Caffeine possesses psychogogic and analeptical action, strengthens processes of excitement in a cerebral cortex increases intellectual and physical effeciency, reduces fatigue and drowsiness, increases reflex irritability of a spinal cord, excites the respiratory and vasomotor centers, has diuretic effect.
Pharmacokinetics. At пероралыюм reception, absorption of a digidroergokriptin accelerates in the presence of caffeine (time of achievement of the maximum concentration 0,5 hours).
The maximum concentration after intake of 8 mg of a-digidroergokriptina makes 227 pg/ml, and semi-removal time — less than 2 hours.
Indications to use:
• the decrease in intellectual activity, disturbance of attention and memory, disturbance of orientation in space caused by age changes;
• cerebrovascular insufficiency (including owing to cerebral atherosclerosis);
• effects of disturbance of cerebral circulation;
• prevention of migraine;
• vestibular and labyrinth disturbances (dizziness, sonitus, gipoakuziya) of ischemic genesis;
• Menyer's disease;
• retinopathy (diabetic and hypertensive);
• disturbances of peripheric arterial circulation (syndrome and Raynaud's disease);
• venous insufficiency.
Route of administration and doses:
Inside (during food, with a small amount of liquid) on 12-1 tablet 2 times a day. Duration of a course of treatment 2-3 months, if necessary it is possible to treat 1-2 times a year.
Features of use:
Vazobral has vasodilating effect, without influencing system arterial pressure. Vazobral's appointment the patient with arterial hypertension does not exclude need use of anti-hypertensive means. The caffeine which is contained in drug can cause a sleep disorder, tachycardia.
Side effects:
From digestive tract: nausea, a gastralgia, dyspepsia, at these manifestations drug withdrawal is not required. Seldom (no more than 1% of cases) - dizziness, excitement, a headache. Very seldom (no more than 0,1% of cases) allergic reactions, tachycardia, hypotension are possible.
Interaction with other medicines:
At co-administration of Vazobral and hypotensive drugs development of arterial hypotonia is possible. Caffeine weakens action of hypnagogues.
Contraindications:
The increased individual sensitivity to drug components.

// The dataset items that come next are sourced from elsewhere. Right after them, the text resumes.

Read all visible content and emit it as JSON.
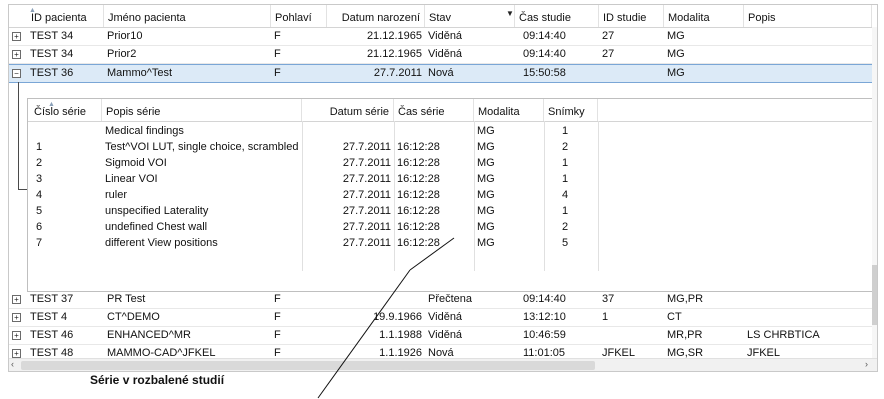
{
  "columns": [
    "ID pacienta",
    "Jméno pacienta",
    "Pohlaví",
    "Datum narození",
    "Stav",
    "Čas studie",
    "ID studie",
    "Modalita",
    "Popis"
  ],
  "rows_top": [
    {
      "expander": "+",
      "id": "TEST 34",
      "name": "Prior10",
      "sex": "F",
      "dob": "21.12.1965",
      "status": "Viděná",
      "time": "09:14:40",
      "study_id": "27",
      "modality": "MG",
      "desc": ""
    },
    {
      "expander": "+",
      "id": "TEST 34",
      "name": "Prior2",
      "sex": "F",
      "dob": "21.12.1965",
      "status": "Viděná",
      "time": "09:14:40",
      "study_id": "27",
      "modality": "MG",
      "desc": ""
    },
    {
      "expander": "−",
      "id": "TEST 36",
      "name": "Mammo^Test",
      "sex": "F",
      "dob": "27.7.2011",
      "status": "Nová",
      "time": "15:50:58",
      "study_id": "",
      "modality": "MG",
      "desc": ""
    }
  ],
  "series_columns": [
    "Číslo série",
    "Popis série",
    "Datum série",
    "Čas série",
    "Modalita",
    "Snímky"
  ],
  "series": [
    {
      "num": "",
      "desc": "Medical findings",
      "date": "",
      "time": "",
      "modality": "MG",
      "images": "1"
    },
    {
      "num": "1",
      "desc": "Test^VOI LUT, single choice, scrambled",
      "date": "27.7.2011",
      "time": "16:12:28",
      "modality": "MG",
      "images": "2"
    },
    {
      "num": "2",
      "desc": "Sigmoid VOI",
      "date": "27.7.2011",
      "time": "16:12:28",
      "modality": "MG",
      "images": "1"
    },
    {
      "num": "3",
      "desc": "Linear VOI",
      "date": "27.7.2011",
      "time": "16:12:28",
      "modality": "MG",
      "images": "1"
    },
    {
      "num": "4",
      "desc": "ruler",
      "date": "27.7.2011",
      "time": "16:12:28",
      "modality": "MG",
      "images": "4"
    },
    {
      "num": "5",
      "desc": "unspecified Laterality",
      "date": "27.7.2011",
      "time": "16:12:28",
      "modality": "MG",
      "images": "1"
    },
    {
      "num": "6",
      "desc": "undefined Chest wall",
      "date": "27.7.2011",
      "time": "16:12:28",
      "modality": "MG",
      "images": "2"
    },
    {
      "num": "7",
      "desc": "different View positions",
      "date": "27.7.2011",
      "time": "16:12:28",
      "modality": "MG",
      "images": "5"
    }
  ],
  "rows_bottom": [
    {
      "expander": "+",
      "id": "TEST 37",
      "name": "PR Test",
      "sex": "F",
      "dob": "",
      "status": "Přečtena",
      "time": "09:14:40",
      "study_id": "37",
      "modality": "MG,PR",
      "desc": ""
    },
    {
      "expander": "+",
      "id": "TEST 4",
      "name": "CT^DEMO",
      "sex": "F",
      "dob": "19.9.1966",
      "status": "Viděná",
      "time": "13:12:10",
      "study_id": "1",
      "modality": "CT",
      "desc": ""
    },
    {
      "expander": "+",
      "id": "TEST 46",
      "name": "ENHANCED^MR",
      "sex": "F",
      "dob": "1.1.1988",
      "status": "Viděná",
      "time": "10:46:59",
      "study_id": "",
      "modality": "MR,PR",
      "desc": "LS CHRBTICA"
    },
    {
      "expander": "+",
      "id": "TEST 48",
      "name": "MAMMO-CAD^JFKEL",
      "sex": "F",
      "dob": "1.1.1926",
      "status": "Nová",
      "time": "11:01:05",
      "study_id": "JFKEL",
      "modality": "MG,SR",
      "desc": "JFKEL"
    }
  ],
  "annotation": "Série v rozbalené studií",
  "icons": {
    "sort": "sort-asc-icon",
    "filter": "filter-dropdown-icon",
    "expand": "plus-box-icon",
    "collapse": "minus-box-icon"
  },
  "colors": {
    "selected_row": "#dceaf7",
    "selected_border": "#7aa6d6",
    "grid_line": "#e8e8e8"
  }
}
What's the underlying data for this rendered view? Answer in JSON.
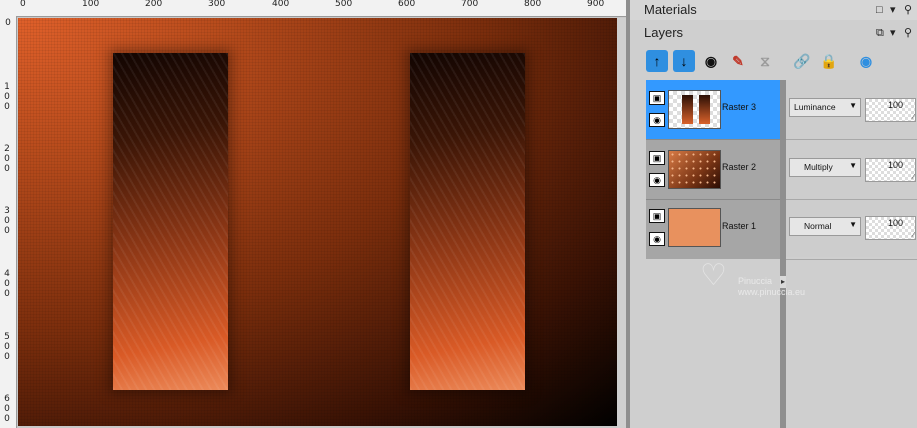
{
  "ruler": {
    "top_labels": [
      "0",
      "100",
      "200",
      "300",
      "400",
      "500",
      "600",
      "700",
      "800",
      "900"
    ],
    "left_labels": [
      "0",
      "100",
      "200",
      "300",
      "400",
      "500",
      "600"
    ]
  },
  "materials": {
    "title": "Materials"
  },
  "layers": {
    "title": "Layers",
    "toolbar": [
      "promote-layer-icon",
      "demote-layer-icon",
      "visibility-icon",
      "edit-selection-icon",
      "link-mask-icon",
      "link-icon",
      "lock-icon",
      "layer-properties-icon"
    ],
    "items": [
      {
        "name": "Raster 3",
        "blend_mode": "Luminance",
        "opacity": "100",
        "selected": true
      },
      {
        "name": "Raster 2",
        "blend_mode": "Multiply",
        "opacity": "100",
        "selected": false
      },
      {
        "name": "Raster 1",
        "blend_mode": "Normal",
        "opacity": "100",
        "selected": false
      }
    ]
  },
  "watermark": {
    "line1": "Pinuccia",
    "line2": "www.pinuccia.eu"
  },
  "colors": {
    "selection": "#3399ff",
    "canvas_orange": "#d95a26",
    "raster1_thumb": "#e8915e"
  }
}
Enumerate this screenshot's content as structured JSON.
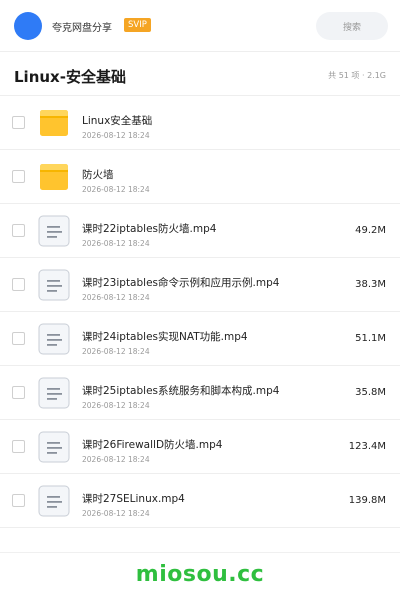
{
  "header": {
    "brand": "夸克网盘分享",
    "badge": "SVIP",
    "search_placeholder": "搜索",
    "avatar_color": "#2f7bf6",
    "badge_color": "#f5a524"
  },
  "folder": {
    "title": "Linux-安全基础",
    "meta": "共 51 项 · 2.1G"
  },
  "files": [
    {
      "type": "folder",
      "icon": "folder-icon",
      "name": "Linux安全基础",
      "date": "2026-08-12 18:24",
      "size": ""
    },
    {
      "type": "folder",
      "icon": "folder-icon",
      "name": "防火墙",
      "date": "2026-08-12 18:24",
      "size": ""
    },
    {
      "type": "file",
      "icon": "document-icon",
      "name": "课时22iptables防火墙.mp4",
      "date": "2026-08-12 18:24",
      "size": "49.2M"
    },
    {
      "type": "file",
      "icon": "document-icon",
      "name": "课时23iptables命令示例和应用示例.mp4",
      "date": "2026-08-12 18:24",
      "size": "38.3M"
    },
    {
      "type": "file",
      "icon": "document-icon",
      "name": "课时24iptables实现NAT功能.mp4",
      "date": "2026-08-12 18:24",
      "size": "51.1M"
    },
    {
      "type": "file",
      "icon": "document-icon",
      "name": "课时25iptables系统服务和脚本构成.mp4",
      "date": "2026-08-12 18:24",
      "size": "35.8M"
    },
    {
      "type": "file",
      "icon": "document-icon",
      "name": "课时26FirewallD防火墙.mp4",
      "date": "2026-08-12 18:24",
      "size": "123.4M"
    },
    {
      "type": "file",
      "icon": "document-icon",
      "name": "课时27SELinux.mp4",
      "date": "2026-08-12 18:24",
      "size": "139.8M"
    }
  ],
  "watermark": "miosou.cc"
}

Pregnancy and period of a lactation,
There are no clinical data about Vazobral's uses during pregnancy and feeding by a breast. Use of drug during breastfeeding can lead to reduction of a lactation.
Overdose:
Symptoms - strengthening of expressiveness of side effects.
Symptomatic treatment.
Storage conditions:
List B. At a temperature of 15 - 25 °C, in the place, unavailable to children.
Issue conditions:
According to the recipe
Packaging:
On 10 tablets in a blister strip packaging. On 1 or 3 packagings in a cardboard box together with the application instruction.